Ainda nos contratos de concessões rodoviárias paulistas, é definido que a concessionária assume os riscos de redução do tráfego em relação às projeções consideradas na proposta, exceto em casos em que esta redução resulte de ato unilateral do poder concedente (SÃO PAULO, 1998). Sobre essa questão, Azevedo e Alencar (1998) são enfáticos, ao afirmar que estudos de previsão de demanda mal feitos, além da operação do serviço com negligência e inoperância, são de responsabilidade intransferível da concessionária, não servindo de motivação para solicitação de reequilíbrio da equação financeira inicial.

Como exemplo do posicionamento do governo federal em sua primeira rodada de concessões rodoviárias, o Edital da Concessão da Rodovia NovaDutra também aborda diretamente essa questão. Nele, foi determinado um valor máximo de tráfego que poderia ser considerado pelos

41 licitantes em suas propostas de tarifa. Para a comissão, o volume adotado pela empresa licitante serviria exclusivamente para análise das propostas, e qualquer desvio, para mais ou para menos, não implicaria em revisão tarifária, por ser o risco de trânsito integralmente da concessionária.

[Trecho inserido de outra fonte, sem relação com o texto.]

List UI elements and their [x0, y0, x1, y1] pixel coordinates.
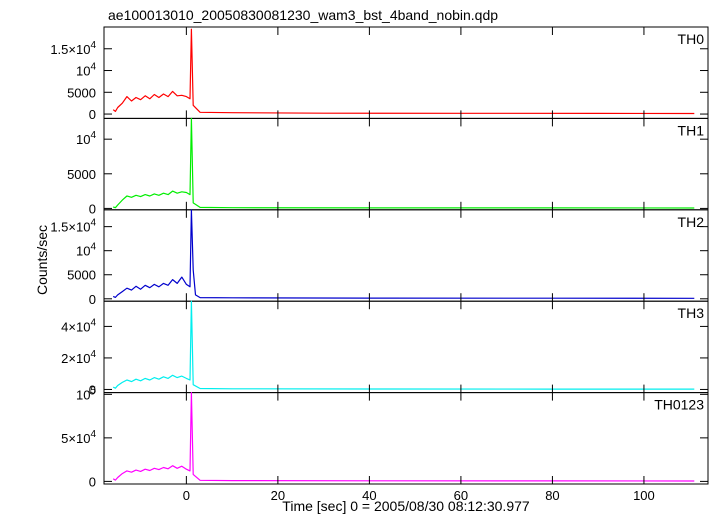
- x-tick-label: 40: [362, 488, 376, 503]
- panel-th0123: 0 5×104 105 TH0123: [61, 385, 709, 489]
- y-tick-label: 0: [89, 292, 96, 307]
- x-tick-label: 80: [545, 488, 559, 503]
- y-tick-label: 1.5×104: [50, 218, 96, 235]
- series-line-th2: [112, 209, 695, 299]
- y-tick-label: 0: [89, 382, 96, 397]
- series-line-th3: [112, 300, 695, 390]
- y-tick-label: 2×104: [61, 349, 96, 366]
- panel-th3: 0 2×104 4×104 TH3: [61, 300, 709, 397]
- panel-th0: 0 5000 104 1.5×104 TH0: [50, 26, 709, 122]
- x-axis-label: Time [sec] 0 = 2005/08/30 08:12:30.977: [282, 498, 530, 514]
- series-line-th0: [112, 28, 695, 115]
- y-tick-label: 5000: [67, 167, 96, 182]
- x-tick-label: 100: [633, 488, 655, 503]
- series-label: TH3: [678, 305, 705, 321]
- series-label: TH2: [678, 214, 705, 230]
- series-line-th1: [113, 117, 695, 209]
- series-label: TH0123: [654, 397, 704, 413]
- y-tick-label: 5×104: [61, 429, 96, 446]
- series-line-th0123: [112, 392, 695, 482]
- y-tick-label: 4×104: [61, 317, 96, 334]
- panel-frame: [103, 117, 709, 211]
- y-tick-label: 5000: [67, 85, 96, 100]
- panels: 0 5000 104 1.5×104 TH0 0 5000 104 TH1 0 5000 104 1.5…: [50, 26, 709, 503]
- y-axis-label: Counts/sec: [34, 225, 50, 295]
- x-tick-label: 0: [183, 488, 190, 503]
- y-tick-label: 104: [76, 130, 96, 147]
- y-tick-label: 0: [89, 107, 96, 122]
- panel-frame: [103, 300, 709, 394]
- chart-title: ae100013010_20050830081230_wam3_bst_4ban…: [108, 7, 498, 23]
- y-tick-label: 0: [89, 474, 96, 489]
- y-tick-label: 1.5×104: [50, 40, 96, 57]
- panel-th1: 0 5000 104 TH1: [67, 117, 709, 216]
- series-label: TH1: [678, 122, 705, 138]
- y-tick-label: 104: [76, 62, 96, 79]
- y-tick-label: 5000: [67, 268, 96, 283]
- y-tick-label: 0: [89, 201, 96, 216]
- y-tick-label: 104: [76, 242, 96, 259]
- series-label: TH0: [678, 31, 705, 47]
- x-tick-label: 20: [271, 488, 285, 503]
- panel-frame: [103, 26, 709, 119]
- y-tick-label: 105: [76, 385, 96, 402]
- panel-th2: 0 5000 104 1.5×104 TH2: [50, 209, 709, 307]
- x-tick-label: 60: [454, 488, 468, 503]
- panel-frame: [103, 392, 709, 485]
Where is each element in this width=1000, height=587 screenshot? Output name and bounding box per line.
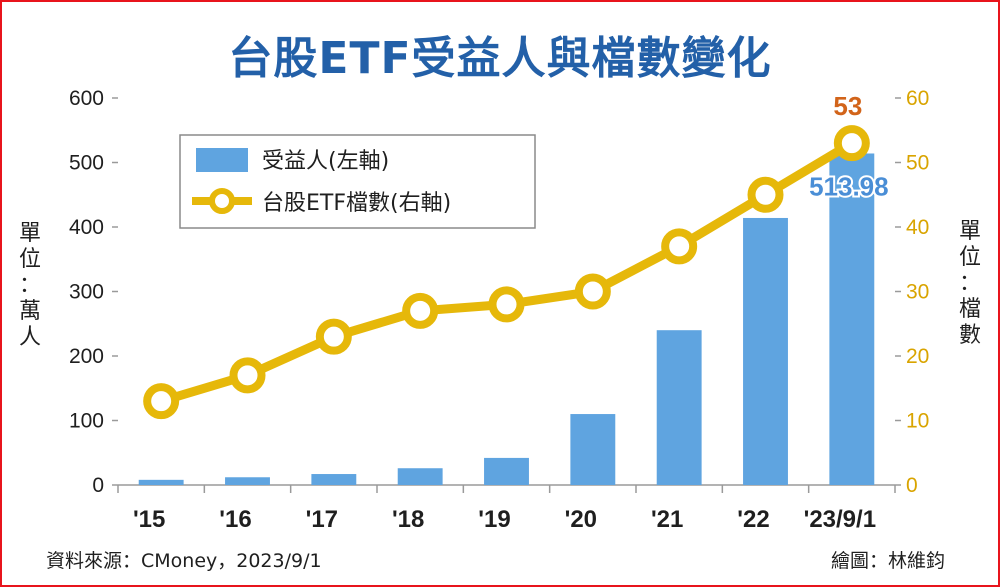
legend-bar-label: 受益人(左軸) [262, 149, 389, 174]
left-axis-tick-label: 600 [69, 87, 104, 110]
x-axis-tick-label: '23/9/1 [804, 506, 876, 533]
right-axis-tick-label: 10 [906, 410, 929, 433]
left-axis-tick-label: 500 [69, 152, 104, 175]
credit-note: 繪圖：林維鈞 [831, 550, 945, 572]
bar [743, 217, 788, 485]
bar-last-value-label: 513.98 [809, 171, 889, 201]
right-axis-tick-label: 0 [906, 474, 918, 497]
legend-line-label: 台股ETF檔數(右軸) [262, 191, 451, 216]
left-axis-tick-label: 0 [92, 474, 104, 497]
bar [829, 153, 875, 485]
bar [138, 479, 184, 485]
right-axis-tick-label: 30 [906, 281, 929, 304]
x-axis-tick-label: '16 [219, 506, 251, 533]
x-axis-tick-label: '20 [565, 506, 597, 533]
line-point [661, 228, 698, 265]
chart-title: 台股ETF受益人與檔數變化 [228, 33, 772, 84]
right-axis-tick-label: 60 [906, 87, 929, 110]
source-note: 資料來源：CMoney，2023/9/1 [46, 550, 322, 572]
bar [225, 477, 270, 485]
x-axis-tick-label: '18 [392, 506, 424, 533]
line-point [143, 383, 180, 420]
right-axis-tick-label: 50 [906, 152, 929, 175]
x-axis-tick-label: '22 [737, 506, 769, 533]
bar [311, 474, 357, 485]
bar [656, 330, 702, 485]
bar [397, 468, 443, 485]
right-axis-tick-label: 20 [906, 345, 929, 368]
x-axis-tick-label: '19 [478, 506, 510, 533]
legend-line-marker [209, 188, 235, 214]
line-last-value-label: 53 [833, 91, 862, 121]
left-axis-tick-label: 400 [69, 216, 104, 239]
x-axis-tick-label: '21 [651, 506, 683, 533]
line-point [574, 273, 611, 310]
bar [484, 457, 529, 485]
legend-bar-swatch [196, 148, 248, 172]
bar [570, 414, 616, 485]
left-axis-unit-label: 單位：萬人 [19, 221, 41, 350]
line-point [747, 176, 784, 213]
line-point [488, 286, 525, 323]
x-axis-tick-label: '17 [306, 506, 338, 533]
line-point [229, 357, 266, 394]
left-axis-tick-label: 100 [69, 410, 104, 433]
x-axis-tick-label: '15 [133, 506, 165, 533]
left-axis-tick-label: 200 [69, 345, 104, 368]
line-point [315, 318, 352, 355]
left-axis-tick-label: 300 [69, 281, 104, 304]
line-point [402, 292, 439, 329]
line-point [833, 125, 870, 162]
right-axis-tick-label: 40 [906, 216, 929, 239]
right-axis-unit-label: 單位：檔數 [959, 219, 981, 348]
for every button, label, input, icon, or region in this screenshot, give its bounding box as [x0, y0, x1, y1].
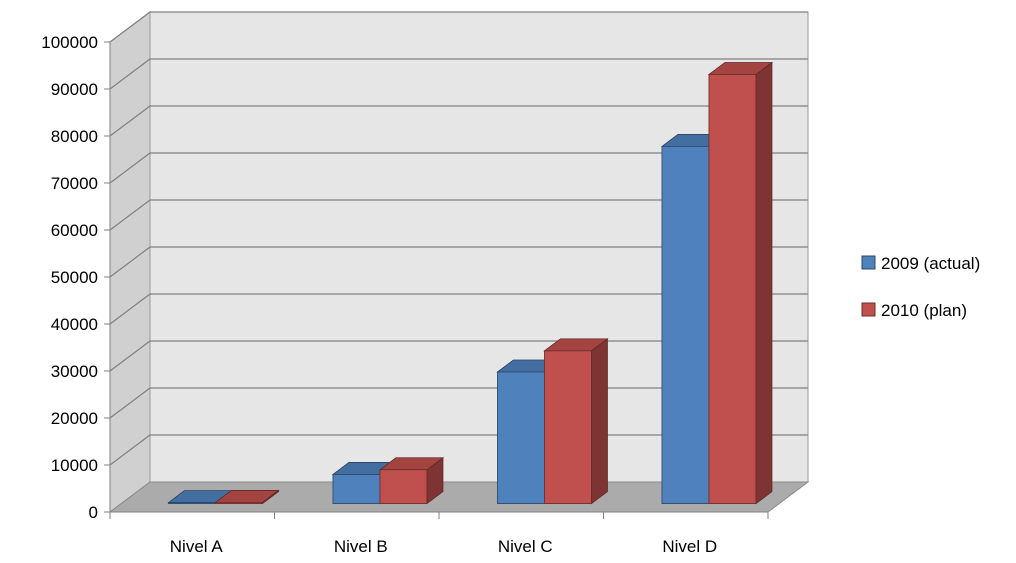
bar-2010-nivel-c	[543, 338, 609, 505]
bar-front	[332, 474, 381, 504]
gridline	[109, 246, 808, 278]
y-tick-label: 60000	[51, 221, 98, 240]
legend-label: 2010 (plan)	[881, 301, 967, 320]
bar-2010-nivel-a	[214, 489, 280, 505]
gridline	[109, 11, 808, 43]
y-tick-label: 10000	[51, 456, 98, 475]
bar-front	[497, 371, 545, 505]
y-tick-label: 0	[89, 503, 98, 522]
y-tick-label: 40000	[51, 315, 98, 334]
x-axis-tick-labels: Nivel A Nivel B Nivel C Nivel D	[170, 537, 717, 556]
y-axis-tick-labels: 0 10000 20000 30000 40000 50000 60000 70000 8000…	[41, 33, 98, 522]
gridline	[109, 199, 808, 231]
x-tick-label: Nivel A	[170, 537, 224, 556]
x-tick-label: Nivel D	[662, 537, 717, 556]
y-tick-label: 80000	[51, 127, 98, 146]
x-tick-label: Nivel B	[334, 537, 388, 556]
legend-swatch	[861, 255, 876, 270]
bar-front	[215, 502, 263, 504]
y-tick-label: 100000	[41, 33, 98, 52]
bar-side	[755, 61, 773, 505]
axes	[104, 41, 769, 519]
gridline	[109, 105, 808, 137]
y-tick-label: 90000	[51, 80, 98, 99]
bar-side	[591, 338, 608, 505]
legend-swatch	[861, 302, 876, 317]
bar-front	[661, 145, 710, 505]
bar-2010-nivel-b	[378, 456, 445, 505]
legend-label: 2009 (actual)	[881, 254, 980, 273]
bar-front	[708, 74, 757, 504]
y-tick-label: 50000	[51, 268, 98, 287]
bars	[167, 61, 774, 505]
bar-front	[168, 502, 216, 505]
y-tick-label: 30000	[51, 362, 98, 381]
bar-front	[379, 469, 428, 505]
x-tick-label: Nivel C	[498, 537, 553, 556]
legend: 2009 (actual) 2010 (plan)	[861, 254, 980, 320]
y-tick-label: 70000	[51, 174, 98, 193]
y-tick-label: 20000	[51, 409, 98, 428]
gridline	[109, 58, 808, 90]
gridline	[109, 152, 808, 184]
gridline	[109, 293, 808, 325]
bar-2010-nivel-d	[707, 61, 774, 505]
bar-front	[544, 350, 592, 505]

Evidentemente, entre a alocação fria dos riscos ao parceiro privado determinada pelas cláusulas contratuais, e os impactos efetivamente sentidos pela concessionária em seu fluxo de caixa, existe a possibilidade real de não cumprimento das obrigações previstas por insuficiência de receitas devido ao tráfego inferior ao previsto. Ainda que não se dê direito ao reequilíbrio tarifário, a concessionária pode de fato encontrar-se em situação de desproporção entre receitas e obrigações, o que serve de princípio para o equilíbrio, além de fomentar o risco de interrupção do serviço. Em tais situações, a concessionária exerce pressão sob o ente regulador. Vasconcelos (2004) aponta que, contrariando o dispositivo legal e contratual, o ente regulador autoriza a mitigação do risco de tráfego assumido pelas concessionárias mediante alteração da tarifa de pedágio.

Outras medidas citadas por Vasconcelos (2004) para mitigação do risco de tráfego das concessionárias da primeira rodada de concessões federais foram a instalação de bloqueios em pontos de saída das estradas e realocação, desmembramento ou criação de novas praças de pedágio. Por fim, as modificações nas obrigações do cronograma de obras.